Page MenuHomePhabricator

daily-article-l@, education@ import to Mailman3 failed because of unicode characters in display name
Closed, ResolvedPublic

Description

The daily-article-l import failed while importing subscribers. More details to come, but for now I've deleted the list out of Mailman3, it should still be active on Mailman2.

Event Timeline

sqlalchemy.exc.InternalError: (raised as a result of Query-invoked autoflush; consider using a session.no_autoflush block if this flush is occurring prematurely) (pymysql.err.InternalError) (1366, "Incorrect string value: '\\xF0\\x9F\\x98\\x8Dku...' for column `mailman3`.`user`.`display_name` at row 1") [SQL: 'UPDATE user SET display_name=%(display_name)s WHERE user.id = %(user_id)s'] [parameters: {'display_name': 'Priya😍kushwaha', 'user_id': 85452}] (Background on this error at: http://sqlalche.me/e/2j85)

Yes, that's an emoji in the display name.

CREATE TABLE `user` (
  `id` int(11) NOT NULL AUTO_INCREMENT,
  `display_name` varchar(255) CHARACTER SET utf8 COLLATE utf8_bin DEFAULT NULL,
  `password` varchar(255) CHARACTER SET utf8 COLLATE utf8_bin DEFAULT NULL,
  `_user_id` char(32) COLLATE utf8mb4_unicode_ci DEFAULT NULL,
  `_created_on` datetime DEFAULT NULL,
  `is_server_owner` tinyint(1) DEFAULT NULL,
  `_preferred_address_id` int(11) DEFAULT NULL,
  `preferences_id` int(11) DEFAULT NULL,
  PRIMARY KEY (`id`),
  KEY `ix_user__user_id` (`_user_id`),
  KEY `ix_user_preferences_id` (`preferences_id`),
  KEY `_preferred_address` (`_preferred_address_id`),
  CONSTRAINT `_preferred_address` FOREIGN KEY (`_preferred_address_id`) REFERENCES `address` (`id`) ON DELETE SET NULL,
  CONSTRAINT `user_ibfk_1` FOREIGN KEY (`preferences_id`) REFERENCES `preferences` (`id`),
  CONSTRAINT `CONSTRAINT_1` CHECK (`is_server_owner` in (0,1))
) ENGINE=InnoDB AUTO_INCREMENT=85453 DEFAULT CHARSET=utf8mb4 COLLATE=utf8mb4_unicode_ci

I really don't understand why this field is forced to utf8 and not uf8mb4.

@jcrespo and I discussed this on #wikimedia-databases.

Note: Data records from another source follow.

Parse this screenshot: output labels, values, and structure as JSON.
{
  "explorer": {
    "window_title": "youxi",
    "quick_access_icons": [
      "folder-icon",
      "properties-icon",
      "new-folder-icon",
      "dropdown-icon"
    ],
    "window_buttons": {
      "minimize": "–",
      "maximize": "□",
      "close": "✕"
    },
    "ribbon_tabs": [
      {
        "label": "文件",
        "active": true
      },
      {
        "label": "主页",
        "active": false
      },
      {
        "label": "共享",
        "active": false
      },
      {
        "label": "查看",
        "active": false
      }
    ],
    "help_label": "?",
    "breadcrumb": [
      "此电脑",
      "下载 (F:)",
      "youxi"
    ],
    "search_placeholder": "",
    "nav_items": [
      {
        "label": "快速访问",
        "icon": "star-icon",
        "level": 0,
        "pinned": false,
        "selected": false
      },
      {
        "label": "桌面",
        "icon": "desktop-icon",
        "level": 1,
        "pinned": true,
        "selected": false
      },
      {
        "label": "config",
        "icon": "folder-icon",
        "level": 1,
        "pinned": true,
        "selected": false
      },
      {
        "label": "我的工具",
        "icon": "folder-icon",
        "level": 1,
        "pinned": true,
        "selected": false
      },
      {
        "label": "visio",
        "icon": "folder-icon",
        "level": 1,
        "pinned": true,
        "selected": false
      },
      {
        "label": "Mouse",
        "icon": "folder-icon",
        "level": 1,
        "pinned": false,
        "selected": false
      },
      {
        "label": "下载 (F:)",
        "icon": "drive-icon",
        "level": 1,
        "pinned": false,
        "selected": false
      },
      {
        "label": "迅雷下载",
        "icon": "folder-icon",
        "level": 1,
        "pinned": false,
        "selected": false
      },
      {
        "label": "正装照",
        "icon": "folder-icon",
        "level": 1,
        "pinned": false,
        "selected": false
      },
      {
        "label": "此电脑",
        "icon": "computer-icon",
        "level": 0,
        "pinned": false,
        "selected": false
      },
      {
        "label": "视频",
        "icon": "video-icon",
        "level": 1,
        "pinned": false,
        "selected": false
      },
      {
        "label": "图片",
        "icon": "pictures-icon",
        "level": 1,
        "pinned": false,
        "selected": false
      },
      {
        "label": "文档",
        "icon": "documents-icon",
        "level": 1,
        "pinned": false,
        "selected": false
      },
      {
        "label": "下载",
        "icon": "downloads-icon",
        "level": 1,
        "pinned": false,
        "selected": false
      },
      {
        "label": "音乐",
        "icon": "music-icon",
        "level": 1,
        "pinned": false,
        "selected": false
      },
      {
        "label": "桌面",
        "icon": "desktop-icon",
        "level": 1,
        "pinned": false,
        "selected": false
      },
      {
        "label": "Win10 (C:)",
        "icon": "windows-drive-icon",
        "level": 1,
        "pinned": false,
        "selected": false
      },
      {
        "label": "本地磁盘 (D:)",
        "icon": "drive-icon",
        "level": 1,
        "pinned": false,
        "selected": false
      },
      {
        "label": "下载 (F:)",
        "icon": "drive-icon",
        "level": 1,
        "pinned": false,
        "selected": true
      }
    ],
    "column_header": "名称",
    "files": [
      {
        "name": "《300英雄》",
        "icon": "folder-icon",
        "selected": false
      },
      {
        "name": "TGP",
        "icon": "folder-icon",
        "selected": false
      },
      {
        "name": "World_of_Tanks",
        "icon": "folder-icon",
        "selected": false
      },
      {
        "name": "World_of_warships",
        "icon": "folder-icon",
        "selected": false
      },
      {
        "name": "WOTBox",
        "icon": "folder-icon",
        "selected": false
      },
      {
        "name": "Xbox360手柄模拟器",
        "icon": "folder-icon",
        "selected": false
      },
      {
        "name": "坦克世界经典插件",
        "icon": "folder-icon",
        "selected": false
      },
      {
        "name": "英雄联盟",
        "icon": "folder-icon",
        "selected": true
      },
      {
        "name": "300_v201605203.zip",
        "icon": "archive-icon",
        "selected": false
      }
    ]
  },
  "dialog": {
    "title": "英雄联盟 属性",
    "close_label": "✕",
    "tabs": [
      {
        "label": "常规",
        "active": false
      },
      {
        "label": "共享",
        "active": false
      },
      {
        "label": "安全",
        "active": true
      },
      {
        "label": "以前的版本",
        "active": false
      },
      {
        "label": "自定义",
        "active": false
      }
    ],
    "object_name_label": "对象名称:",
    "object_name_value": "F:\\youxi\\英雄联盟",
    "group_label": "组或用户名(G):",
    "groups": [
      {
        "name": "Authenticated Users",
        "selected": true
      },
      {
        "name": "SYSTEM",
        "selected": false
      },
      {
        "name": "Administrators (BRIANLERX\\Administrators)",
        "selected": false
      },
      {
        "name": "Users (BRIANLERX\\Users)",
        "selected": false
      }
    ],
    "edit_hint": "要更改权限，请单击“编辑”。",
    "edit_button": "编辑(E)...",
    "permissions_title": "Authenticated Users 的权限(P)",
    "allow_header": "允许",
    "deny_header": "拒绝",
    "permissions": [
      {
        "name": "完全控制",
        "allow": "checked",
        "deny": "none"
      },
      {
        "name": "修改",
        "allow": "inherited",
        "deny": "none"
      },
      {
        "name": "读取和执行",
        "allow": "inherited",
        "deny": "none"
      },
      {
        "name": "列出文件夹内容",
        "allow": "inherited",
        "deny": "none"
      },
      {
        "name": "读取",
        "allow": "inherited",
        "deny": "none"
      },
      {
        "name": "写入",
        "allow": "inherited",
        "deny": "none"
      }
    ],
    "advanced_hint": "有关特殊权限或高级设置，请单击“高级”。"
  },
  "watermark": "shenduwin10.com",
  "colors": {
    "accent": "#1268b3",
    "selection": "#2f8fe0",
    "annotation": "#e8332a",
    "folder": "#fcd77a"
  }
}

In summary,

This also affected the education@ list.

Legoktm renamed this task from daily-article-l import to Mailman3 failed to daily-article-l@, education@ import to Mailman3 failed because of unicode characters in display name.May 7 2021, 9:44 PM

I fixed education and re-migrated it. daily-article-l otoh, has lots of such cases, will clean that later.

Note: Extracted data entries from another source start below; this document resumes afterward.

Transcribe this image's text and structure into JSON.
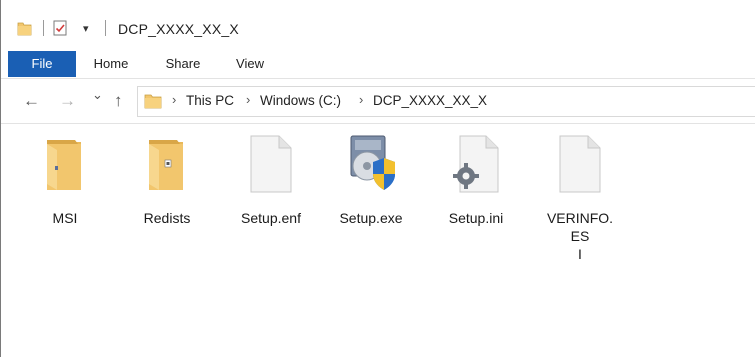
{
  "window": {
    "title": "DCP_XXXX_XX_X"
  },
  "ribbon": {
    "tabs": [
      {
        "label": "File"
      },
      {
        "label": "Home"
      },
      {
        "label": "Share"
      },
      {
        "label": "View"
      }
    ]
  },
  "address": {
    "crumbs": [
      "This PC",
      "Windows (C:)",
      "DCP_XXXX_XX_X"
    ],
    "separator": "›"
  },
  "nav": {
    "back": "←",
    "forward": "→",
    "recent": "⌄",
    "up": "↑"
  },
  "files": [
    {
      "name": "MSI",
      "icon": "folder-icon"
    },
    {
      "name": "Redists",
      "icon": "folder-icon"
    },
    {
      "name": "Setup.enf",
      "icon": "blank-file-icon"
    },
    {
      "name": "Setup.exe",
      "icon": "installer-exe-icon"
    },
    {
      "name": "Setup.ini",
      "icon": "settings-file-icon"
    },
    {
      "name": "VERINFO.ES\nI",
      "icon": "blank-file-icon"
    }
  ],
  "colors": {
    "file_tab": "#1a5fb4",
    "folder": "#f2c66d"
  }
}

The person that answered seems like someone in the know, and even if we don't get a fix, it provide us the understanding that the hardcoding of the charset (not the collation, _bin) was not on done purpose, which would give us more confidence to migrate to utf8mb4 on our side without collateral issues.

Offtopic, but I found in the past several projects, even big ones (OpenStack, Etherpad, Gerrit) where software contributors didn't realized the subtleties of each individual engine until we pointed them. And honestly, it is fair because having to maintain many of them and even different ones within each type (MariaDB, MySQL-pre 8.0, MySQL-post 8.0, Percona, ...) is not an easy task. I think we, as SREs/DBAs can contribute in this subject.

Charsets are something in which the Wikimedia community is a bit special because of the large number of languages we have to maintain (>300), easily discovering compatibility issues. And Mediawiki only avoided many problems by maintaining the charset operations at pure application side (using binary strings on persistence layer)- which is a lot of work but pays of in the long term. That is why I suggested to report it first upstream, as they will know way more about the reasoning behind the status quo, and the room to modify it ourselves. We can even test it and report back/send a contribute back to fix the "proper unicode" support.

Mentioned in SAL (#wikimedia-operations) [2021-05-19T06:18:29Z] <Amir1> upgrading daily-article-l to mailman3 (T282271 T280322)

Ladsgroup assigned this task to Legoktm.

Migrated like a charm